On this evidence, I can't be deleting any blogs just to make space... although I guess I could clear out the ones that only give you a paragraph before you need to leave the feed. At this rate, I might even have to subscribe to Feedly to get more blogs on board, which really would be a last resort.

Then again, this blog post suggests older users of the Feedly free plan may have unlimited feeds grandfathered in. I think I might just keep adding them and see when Feedly balks. Blaugust is certain to give me enough ammunition for a test run.

Kick the can down the road, then. Always works for me. 

3 comments:

  1. This is, in part, why I never bothered getting a custom domain for my blog. At some point I'll stop and it will just sit there but, for some reason, I want to delay its demise and not have it disappeared in a year by an expired domain.

    A bit surprised I lasted this long given the almost tragic infant mortality rate of blogs.

    ReplyDelete
    Replies
    1. Nothing lasts forever but some things seem to want to give it a damn good try.
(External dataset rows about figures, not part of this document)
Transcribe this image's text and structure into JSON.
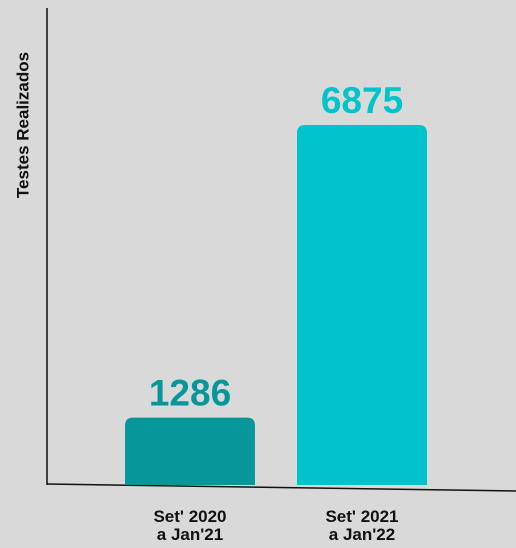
{
  "chart_data": {
    "type": "bar",
    "y_label": "Testes Realizados",
    "categories": [
      "Set' 2020\na Jan'21",
      "Set' 2021\na Jan'22"
    ],
    "values": [
      1286,
      6875
    ],
    "colors": [
      "#07979a",
      "#00c3cc"
    ],
    "ylim": [
      0,
      9070
    ],
    "grid": false
  }
}
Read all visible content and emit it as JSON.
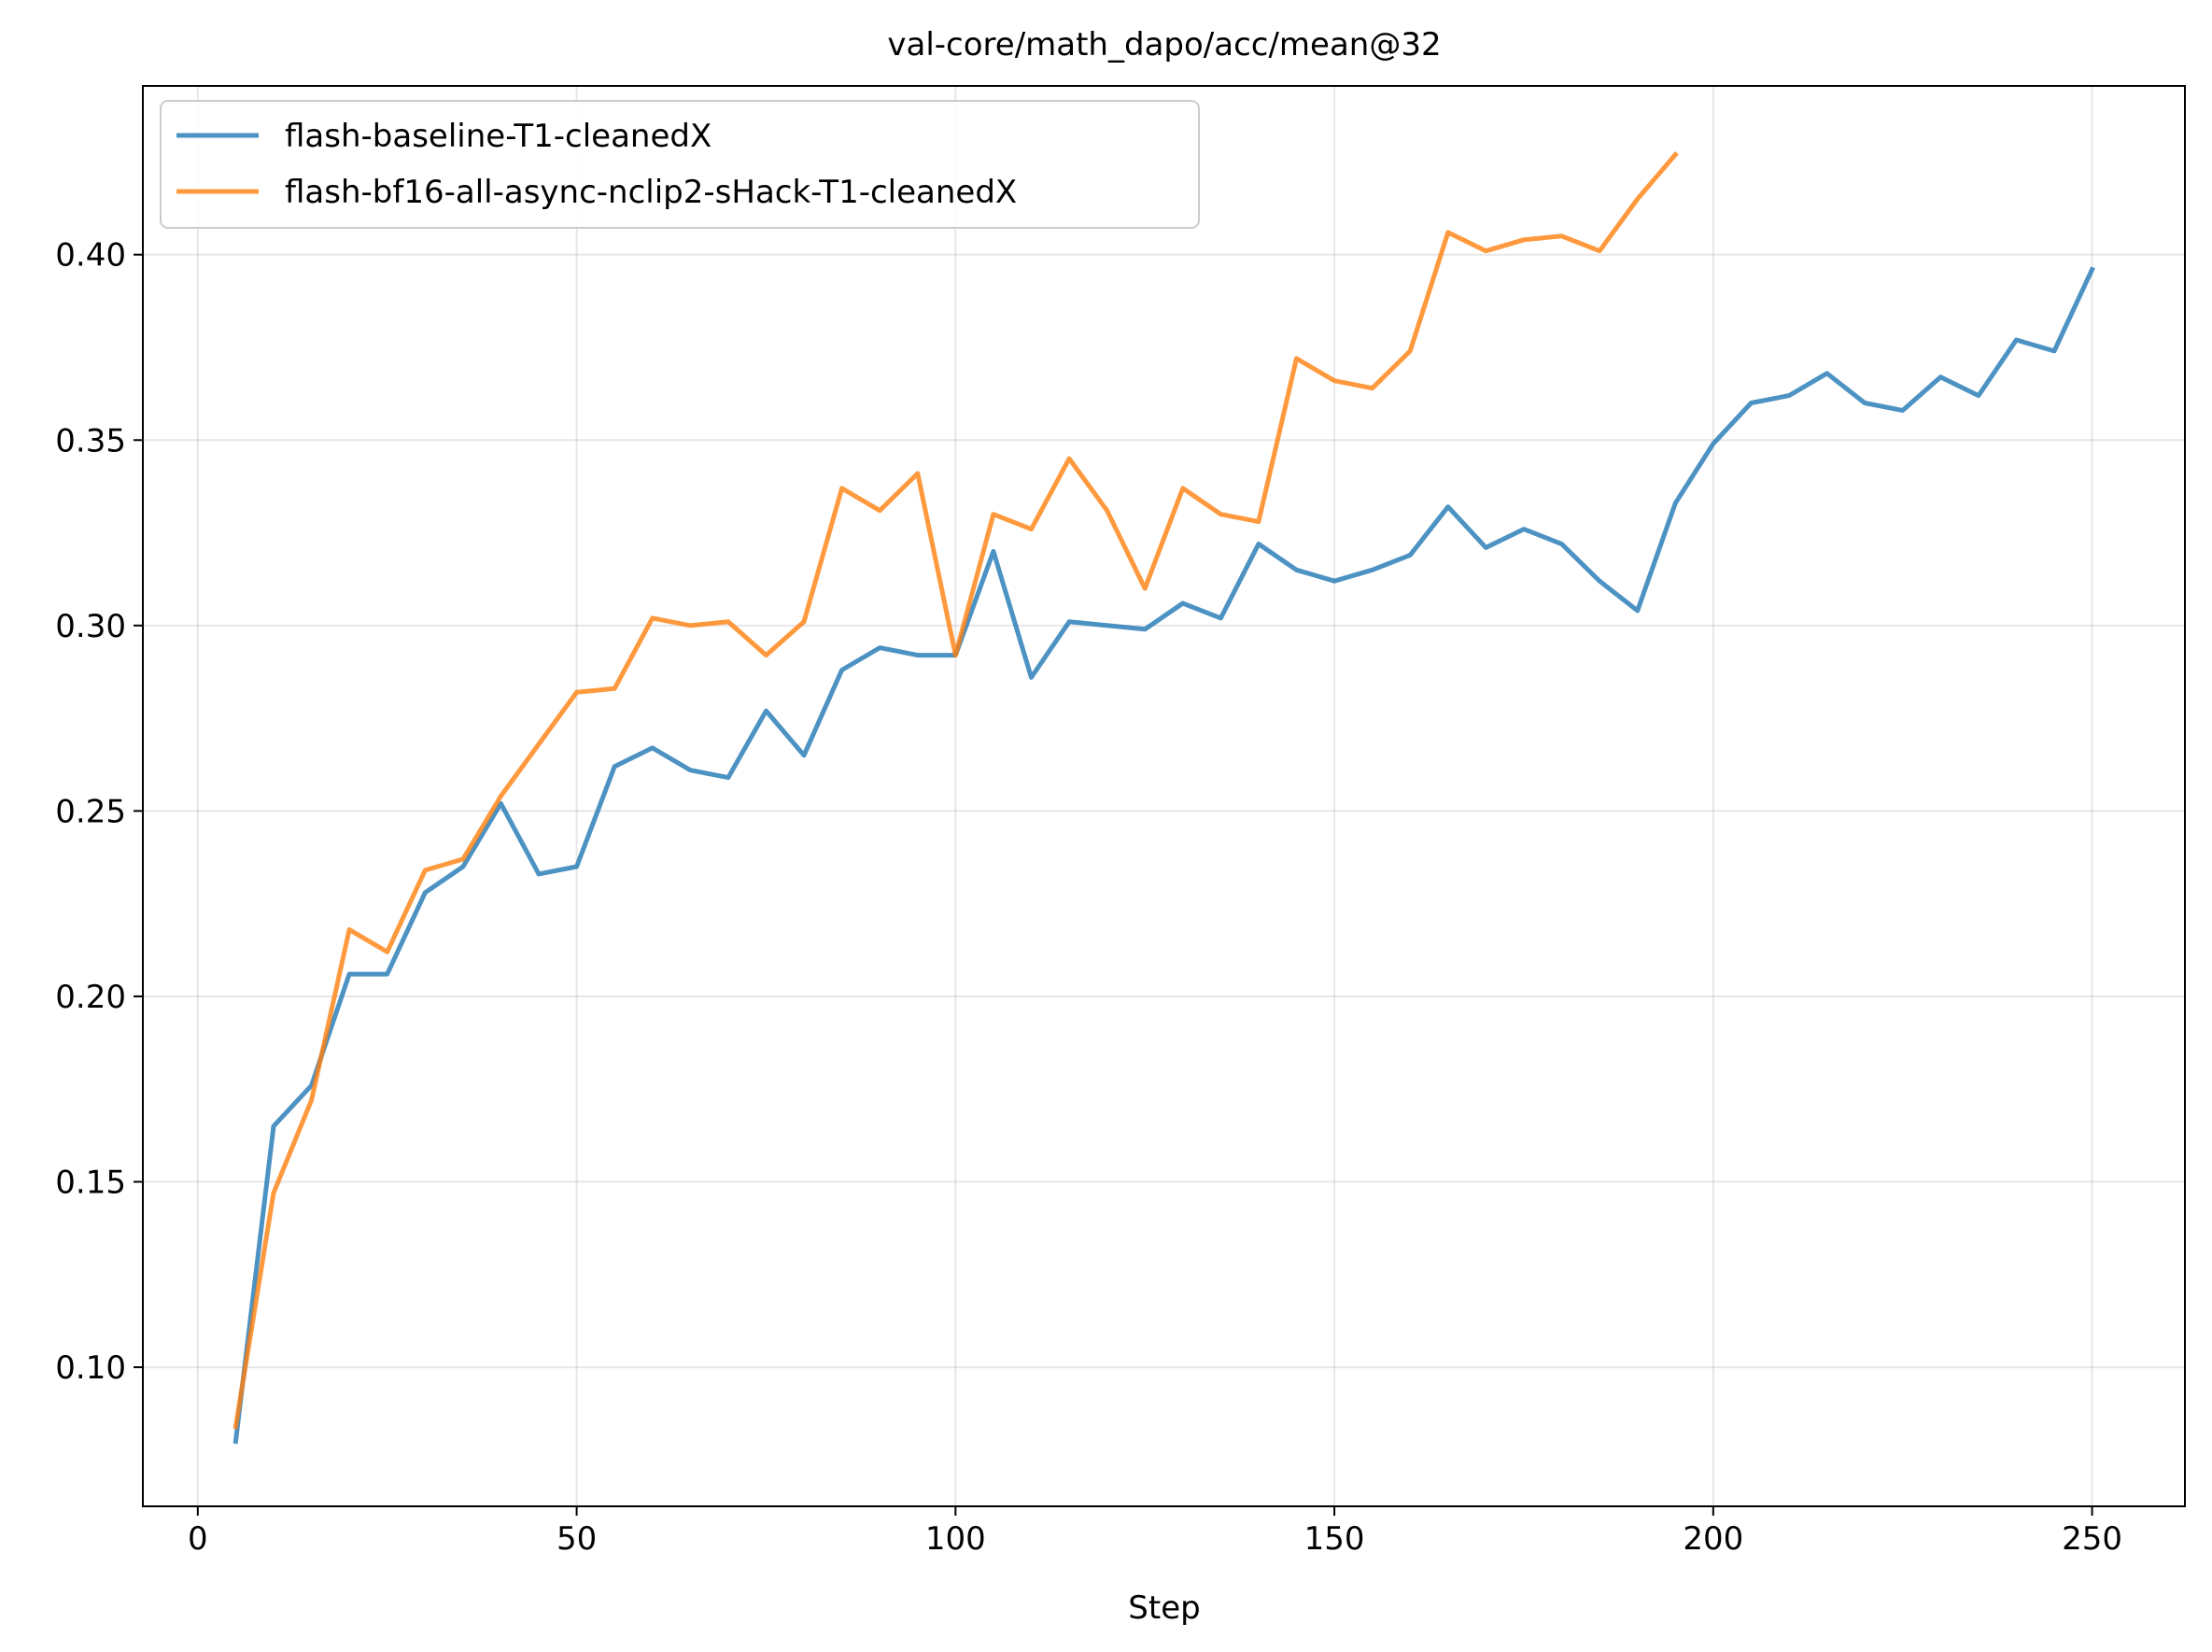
{
  "chart_data": {
    "type": "line",
    "title": "val-core/math_dapo/acc/mean@32",
    "xlabel": "Step",
    "ylabel": "",
    "xlim": [
      -7.25,
      262.25
    ],
    "ylim": [
      0.0625,
      0.4455
    ],
    "xticks": [
      0,
      50,
      100,
      150,
      200,
      250
    ],
    "xtick_labels": [
      "0",
      "50",
      "100",
      "150",
      "200",
      "250"
    ],
    "yticks": [
      0.1,
      0.15,
      0.2,
      0.25,
      0.3,
      0.35,
      0.4
    ],
    "ytick_labels": [
      "0.10",
      "0.15",
      "0.20",
      "0.25",
      "0.30",
      "0.35",
      "0.40"
    ],
    "grid": true,
    "legend_position": "top-left",
    "series": [
      {
        "name": "flash-baseline-T1-cleanedX",
        "color": "#1f77b4",
        "x": [
          5,
          10,
          15,
          20,
          25,
          30,
          35,
          40,
          45,
          50,
          55,
          60,
          65,
          70,
          75,
          80,
          85,
          90,
          95,
          100,
          105,
          110,
          115,
          120,
          125,
          130,
          135,
          140,
          145,
          150,
          155,
          160,
          165,
          170,
          175,
          180,
          185,
          190,
          195,
          200,
          205,
          210,
          215,
          220,
          225,
          230,
          235,
          240,
          245,
          250
        ],
        "y": [
          0.08,
          0.165,
          0.176,
          0.206,
          0.206,
          0.228,
          0.235,
          0.252,
          0.233,
          0.235,
          0.262,
          0.267,
          0.261,
          0.259,
          0.277,
          0.265,
          0.288,
          0.294,
          0.292,
          0.292,
          0.32,
          0.286,
          0.301,
          0.3,
          0.299,
          0.306,
          0.302,
          0.322,
          0.315,
          0.312,
          0.315,
          0.319,
          0.332,
          0.321,
          0.326,
          0.322,
          0.312,
          0.304,
          0.333,
          0.349,
          0.36,
          0.362,
          0.368,
          0.36,
          0.358,
          0.367,
          0.362,
          0.377,
          0.374,
          0.396
        ]
      },
      {
        "name": "flash-bf16-all-async-nclip2-sHack-T1-cleanedX",
        "color": "#ff7f0e",
        "x": [
          5,
          10,
          15,
          20,
          25,
          30,
          35,
          40,
          45,
          50,
          55,
          60,
          65,
          70,
          75,
          80,
          85,
          90,
          95,
          100,
          105,
          110,
          115,
          120,
          125,
          130,
          135,
          140,
          145,
          150,
          155,
          160,
          165,
          170,
          175,
          180,
          185,
          190,
          195
        ],
        "y": [
          0.084,
          0.147,
          0.172,
          0.218,
          0.212,
          0.234,
          0.237,
          0.254,
          0.268,
          0.282,
          0.283,
          0.302,
          0.3,
          0.301,
          0.292,
          0.301,
          0.337,
          0.331,
          0.341,
          0.292,
          0.33,
          0.326,
          0.345,
          0.331,
          0.31,
          0.337,
          0.33,
          0.328,
          0.372,
          0.366,
          0.364,
          0.374,
          0.406,
          0.401,
          0.404,
          0.405,
          0.401,
          0.415,
          0.427
        ]
      }
    ]
  }
}
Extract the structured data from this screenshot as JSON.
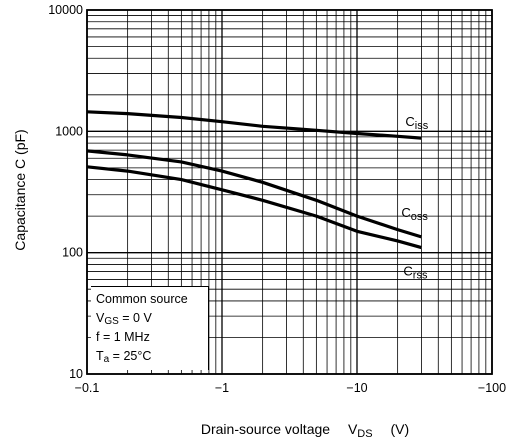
{
  "chart_data": {
    "type": "line",
    "xlabel": "Drain-source voltage",
    "xlabel_symbol": "V",
    "xlabel_symbol_sub": "DS",
    "xlabel_unit": "(V)",
    "ylabel": "Capacitance C (pF)",
    "x_scale": "log",
    "y_scale": "log",
    "xlim": [
      -0.1,
      -100
    ],
    "ylim": [
      10,
      10000
    ],
    "x_ticks": [
      "−0.1",
      "−1",
      "−10",
      "−100"
    ],
    "y_ticks": [
      "10",
      "100",
      "1000",
      "10000"
    ],
    "grid": true,
    "series": [
      {
        "name_main": "C",
        "name_sub": "iss",
        "x": [
          -0.1,
          -0.2,
          -0.5,
          -1,
          -2,
          -5,
          -10,
          -20,
          -30
        ],
        "y": [
          1450,
          1400,
          1300,
          1200,
          1100,
          1020,
          960,
          910,
          880
        ]
      },
      {
        "name_main": "C",
        "name_sub": "oss",
        "x": [
          -0.1,
          -0.2,
          -0.5,
          -1,
          -2,
          -5,
          -10,
          -20,
          -30
        ],
        "y": [
          690,
          640,
          560,
          470,
          380,
          270,
          200,
          155,
          135
        ]
      },
      {
        "name_main": "C",
        "name_sub": "rss",
        "x": [
          -0.1,
          -0.2,
          -0.5,
          -1,
          -2,
          -5,
          -10,
          -20,
          -30
        ],
        "y": [
          510,
          470,
          400,
          330,
          270,
          200,
          150,
          125,
          110
        ]
      }
    ],
    "conditions": {
      "line1": "Common source",
      "line2_main": "V",
      "line2_sub": "GS",
      "line2_rest": " = 0 V",
      "line3": "f = 1 MHz",
      "line4_main": "T",
      "line4_sub": "a",
      "line4_rest": " = 25°C"
    }
  }
}
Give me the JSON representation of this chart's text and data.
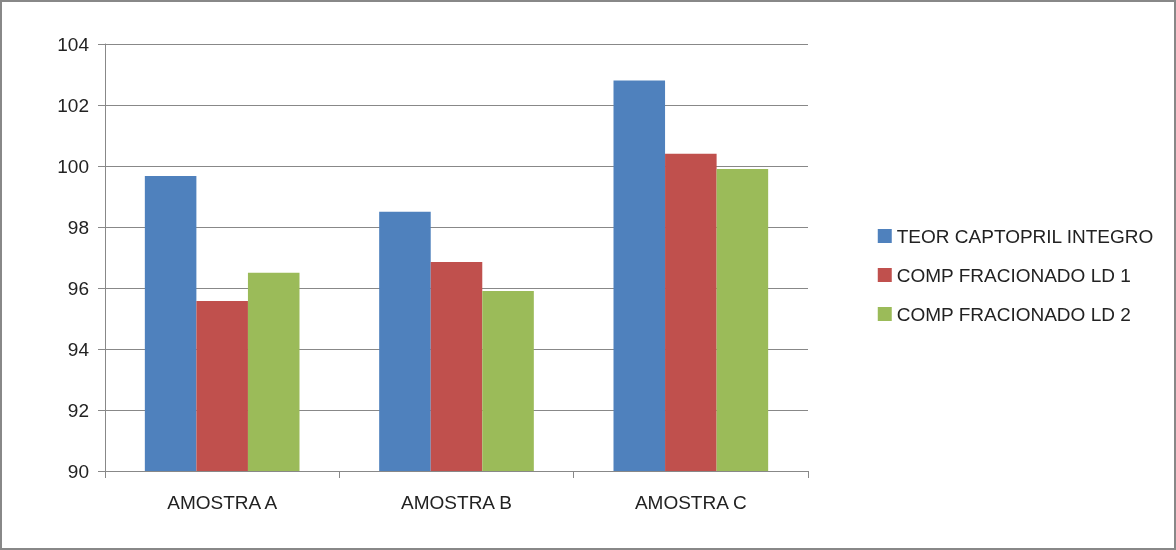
{
  "chart_data": {
    "type": "bar",
    "categories": [
      "AMOSTRA A",
      "AMOSTRA B",
      "AMOSTRA C"
    ],
    "series": [
      {
        "name": "TEOR CAPTOPRIL INTEGRO",
        "color": "#4f81bd",
        "values": [
          99.67,
          98.5,
          102.8
        ]
      },
      {
        "name": "COMP FRACIONADO LD 1",
        "color": "#c0504d",
        "values": [
          95.57,
          96.85,
          100.4
        ]
      },
      {
        "name": "COMP FRACIONADO LD 2",
        "color": "#9bbb59",
        "values": [
          96.5,
          95.9,
          99.9
        ]
      }
    ],
    "ylim": [
      90,
      104
    ],
    "yticks": [
      90,
      92,
      94,
      96,
      98,
      100,
      102,
      104
    ],
    "grid": "y",
    "legend": "right"
  }
}
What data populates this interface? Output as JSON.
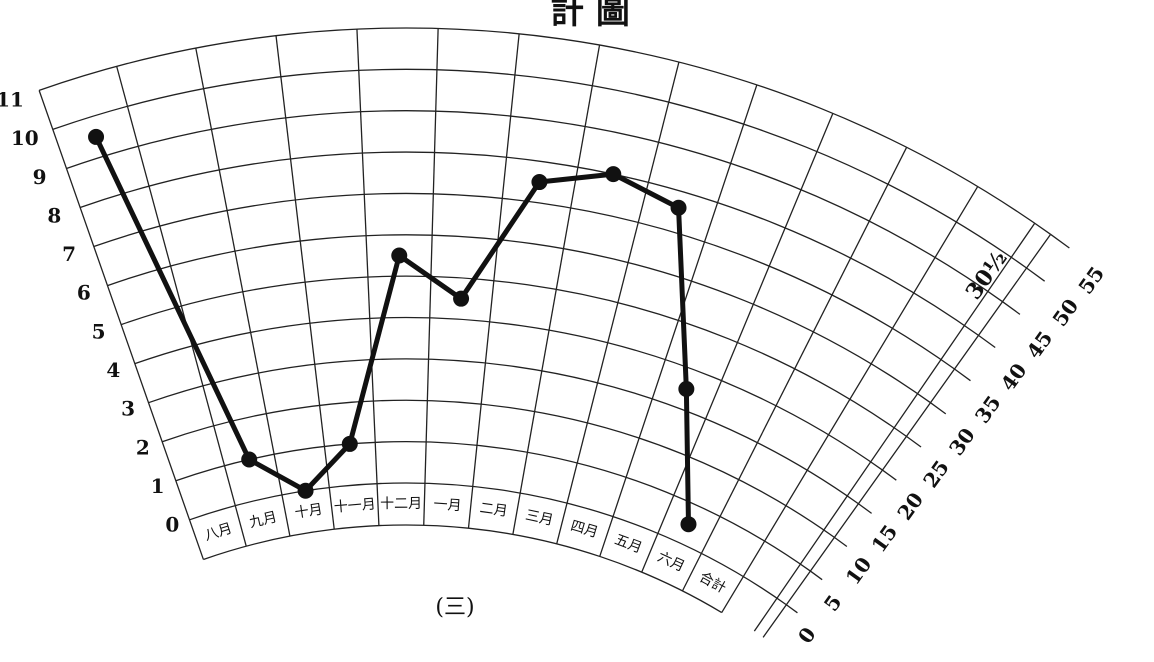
{
  "chart_data": {
    "type": "line",
    "title": "計 圖",
    "subtitle": "(三)",
    "categories": [
      "八月",
      "九月",
      "十月",
      "十一月",
      "十二月",
      "一月",
      "二月",
      "三月",
      "四月",
      "五月",
      "六月",
      "合計"
    ],
    "series": [
      {
        "color": "#111111",
        "values": [
          9.5,
          1,
          0,
          1,
          5.5,
          4.5,
          7.5,
          8,
          7.6,
          3.5,
          0.5,
          null
        ]
      }
    ],
    "ylim": [
      0,
      11
    ],
    "yticks": [
      0,
      1,
      2,
      3,
      4,
      5,
      6,
      7,
      8,
      9,
      10,
      11
    ],
    "y2lim": [
      0,
      55
    ],
    "y2ticks": [
      0,
      5,
      10,
      15,
      20,
      25,
      30,
      35,
      40,
      45,
      50,
      55
    ],
    "annotation": "30½",
    "grid": true
  }
}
I listen to Radio 4 Extra, a station whose output is entirely based around recycling radio shows from anything up to 70 years ago and the announcers there are always thanking people for letting them have "off-air recordings" of episodes of shows that were thought to be lost. In other words, people taped them off the radio even when doing so meant putting a reel-to-reel recorder next to a wireless.

      If there were individuals willing to go to those lengths half a century ago, imagine how many off-line copies of pretty much anything anyone ever uploaded to the internet there must be. Even when the platforms die, most of the blogs will still be somewhere on a hard drive or a USB stick somewhere. Whether anyone will ever see them again is another question but existentially they'll live on.

      Delete
    2. That we have access to the 1978 Star Wars Holiday Special, which George Lucas would like to delete from existence, is largely due to early VCRs.

      As a kid I very much had a sense that I might never see a show again once it had aired, and made cassette tape recordings of some. I had half a dozen episodes of the Thames series World at War recorded and used to just play them while I was doing other things, such that I can recite great swathes of them from memory to this day.